A rock formation in the Garden of the Gods in Shawnee National Forest. Credit: ©

Other creatures, such as this Red-Eared Slider turtle, take advantage of closed roads during snake migration season at La Rue-Pine Hills. Credit: Troy Brown.

And on the far eastern side of the forest, the Garden of the Gods recreation and wilderness area is not to be missed. Those familiar with the “other” Garden of the Gods in Colorado can picture the scene, minus the orange-red stone: Water, geological unrest and wind have shaped 300-million-year-old sandstone towers into dramatic forms of layered rock, such as Camel Rock, Anvil Rock and Mushroom Rock, some of which bear an uncanny resemblance to their namesakes.

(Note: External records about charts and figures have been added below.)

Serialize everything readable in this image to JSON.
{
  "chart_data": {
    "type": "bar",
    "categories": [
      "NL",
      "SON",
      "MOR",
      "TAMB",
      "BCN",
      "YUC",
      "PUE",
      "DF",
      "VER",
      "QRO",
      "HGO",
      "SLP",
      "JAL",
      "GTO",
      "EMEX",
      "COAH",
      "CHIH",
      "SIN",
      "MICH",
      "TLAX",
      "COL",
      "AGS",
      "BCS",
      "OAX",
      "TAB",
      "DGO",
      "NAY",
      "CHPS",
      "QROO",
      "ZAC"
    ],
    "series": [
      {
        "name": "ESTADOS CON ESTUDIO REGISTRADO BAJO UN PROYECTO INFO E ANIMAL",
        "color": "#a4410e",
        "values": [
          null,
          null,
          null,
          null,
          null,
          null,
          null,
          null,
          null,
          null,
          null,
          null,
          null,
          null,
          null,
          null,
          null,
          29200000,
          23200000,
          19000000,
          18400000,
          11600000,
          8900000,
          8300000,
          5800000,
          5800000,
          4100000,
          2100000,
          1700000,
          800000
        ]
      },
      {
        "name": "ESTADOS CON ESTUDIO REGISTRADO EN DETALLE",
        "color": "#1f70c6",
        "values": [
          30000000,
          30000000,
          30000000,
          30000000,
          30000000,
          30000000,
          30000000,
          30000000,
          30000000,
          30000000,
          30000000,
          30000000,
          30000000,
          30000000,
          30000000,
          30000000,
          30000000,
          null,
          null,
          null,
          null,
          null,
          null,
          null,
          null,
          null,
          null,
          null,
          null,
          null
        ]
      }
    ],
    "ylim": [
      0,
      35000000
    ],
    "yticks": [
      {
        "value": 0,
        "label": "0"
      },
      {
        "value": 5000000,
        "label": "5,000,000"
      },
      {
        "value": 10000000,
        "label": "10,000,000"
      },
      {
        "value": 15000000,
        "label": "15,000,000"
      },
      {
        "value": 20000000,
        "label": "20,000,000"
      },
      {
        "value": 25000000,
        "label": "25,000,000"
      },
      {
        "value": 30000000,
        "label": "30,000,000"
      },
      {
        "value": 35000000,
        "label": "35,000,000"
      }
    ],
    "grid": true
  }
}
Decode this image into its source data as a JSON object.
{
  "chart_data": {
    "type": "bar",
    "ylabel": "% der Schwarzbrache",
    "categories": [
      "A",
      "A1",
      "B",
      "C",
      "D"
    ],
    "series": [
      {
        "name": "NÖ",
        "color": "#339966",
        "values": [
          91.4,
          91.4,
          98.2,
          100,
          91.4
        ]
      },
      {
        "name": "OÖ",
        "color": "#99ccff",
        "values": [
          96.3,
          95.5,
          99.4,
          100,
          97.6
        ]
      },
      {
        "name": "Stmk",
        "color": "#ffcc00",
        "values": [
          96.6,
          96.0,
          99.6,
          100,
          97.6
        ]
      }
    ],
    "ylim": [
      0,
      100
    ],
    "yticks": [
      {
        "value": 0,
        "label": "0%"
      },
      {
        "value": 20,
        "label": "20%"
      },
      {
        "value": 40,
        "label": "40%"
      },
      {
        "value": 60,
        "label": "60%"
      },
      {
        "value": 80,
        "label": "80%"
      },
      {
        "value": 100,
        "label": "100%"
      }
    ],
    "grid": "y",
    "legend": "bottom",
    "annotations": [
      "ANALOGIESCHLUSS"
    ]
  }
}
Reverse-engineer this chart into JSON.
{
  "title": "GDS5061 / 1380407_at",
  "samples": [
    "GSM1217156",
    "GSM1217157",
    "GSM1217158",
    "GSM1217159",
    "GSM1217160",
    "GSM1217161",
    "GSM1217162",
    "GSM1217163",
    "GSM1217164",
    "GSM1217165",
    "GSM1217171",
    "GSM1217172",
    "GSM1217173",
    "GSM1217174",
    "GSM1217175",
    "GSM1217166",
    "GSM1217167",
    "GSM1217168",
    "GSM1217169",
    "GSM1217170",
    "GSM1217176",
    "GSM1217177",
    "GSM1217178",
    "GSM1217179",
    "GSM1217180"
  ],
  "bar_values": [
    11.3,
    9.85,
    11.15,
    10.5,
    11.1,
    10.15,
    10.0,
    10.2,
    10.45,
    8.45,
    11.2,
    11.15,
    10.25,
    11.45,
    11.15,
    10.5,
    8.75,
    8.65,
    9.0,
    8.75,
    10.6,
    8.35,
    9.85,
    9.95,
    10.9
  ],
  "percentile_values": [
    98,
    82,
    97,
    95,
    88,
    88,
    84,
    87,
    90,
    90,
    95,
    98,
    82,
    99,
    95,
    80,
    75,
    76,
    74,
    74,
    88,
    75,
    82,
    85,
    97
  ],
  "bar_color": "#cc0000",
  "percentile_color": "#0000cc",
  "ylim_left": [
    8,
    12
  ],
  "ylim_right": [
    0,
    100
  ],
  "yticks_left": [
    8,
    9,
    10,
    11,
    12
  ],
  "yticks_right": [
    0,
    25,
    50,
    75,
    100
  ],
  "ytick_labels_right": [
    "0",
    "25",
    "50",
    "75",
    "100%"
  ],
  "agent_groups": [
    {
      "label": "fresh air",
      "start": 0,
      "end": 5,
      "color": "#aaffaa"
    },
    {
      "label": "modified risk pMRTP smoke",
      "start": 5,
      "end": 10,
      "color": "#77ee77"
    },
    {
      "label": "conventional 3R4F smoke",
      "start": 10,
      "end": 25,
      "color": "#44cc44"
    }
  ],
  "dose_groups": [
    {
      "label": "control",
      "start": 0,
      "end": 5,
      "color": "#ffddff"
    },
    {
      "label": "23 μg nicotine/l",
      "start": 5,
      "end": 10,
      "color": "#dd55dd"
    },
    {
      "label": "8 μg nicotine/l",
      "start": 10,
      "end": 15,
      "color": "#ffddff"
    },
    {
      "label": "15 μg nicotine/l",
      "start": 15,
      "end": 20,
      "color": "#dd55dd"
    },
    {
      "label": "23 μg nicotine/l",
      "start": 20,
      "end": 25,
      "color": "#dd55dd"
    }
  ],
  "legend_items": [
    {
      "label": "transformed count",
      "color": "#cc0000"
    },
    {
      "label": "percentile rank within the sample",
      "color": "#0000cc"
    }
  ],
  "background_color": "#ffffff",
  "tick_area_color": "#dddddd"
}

After all this exploring, what is a hiker to do to unwind at the trail’s end? The Midwest is not generally known for its wine, but a trip to southern Illinois and the Shawnee is hardly complete without visiting a vineyard. The area has enough hills to hint at Tuscany, though the wines have a character all their own. The sandstone- and limestone-based soil in the region is well-drained, and the climate, though chillier in winter than the Mediterranean, boasts a lengthy growing season. Elevated hills welcome summer breezes that keep the risk of fungal infection to grape plants low. Among the grape specialties of the area are Chambourcins, which produce a dry red wine, and Seyvals, which produce a light-bodied, semi-dry white wine. Whether by bicycle or by car, visitors to the official 50-kilometer-long Shawnee Hills Wine Trail may be tempted by any of its 12 wineries. Many of these serve gourmet meals, offer free tastings, provide live entertainment, and in some cases even rent out rooms to travelers who want their getaway to last a bit longer.

Only 130 kilometers from east to west and 30 kilometers from north to south, the Shawnee hills astound visitors with sights they never expected to see in Illinois. Corn and soybean fields lie not far away, but as a budget-friendly escape from the plains, Little Egypt offers visitors treasures of which Cleopatra never dreamed.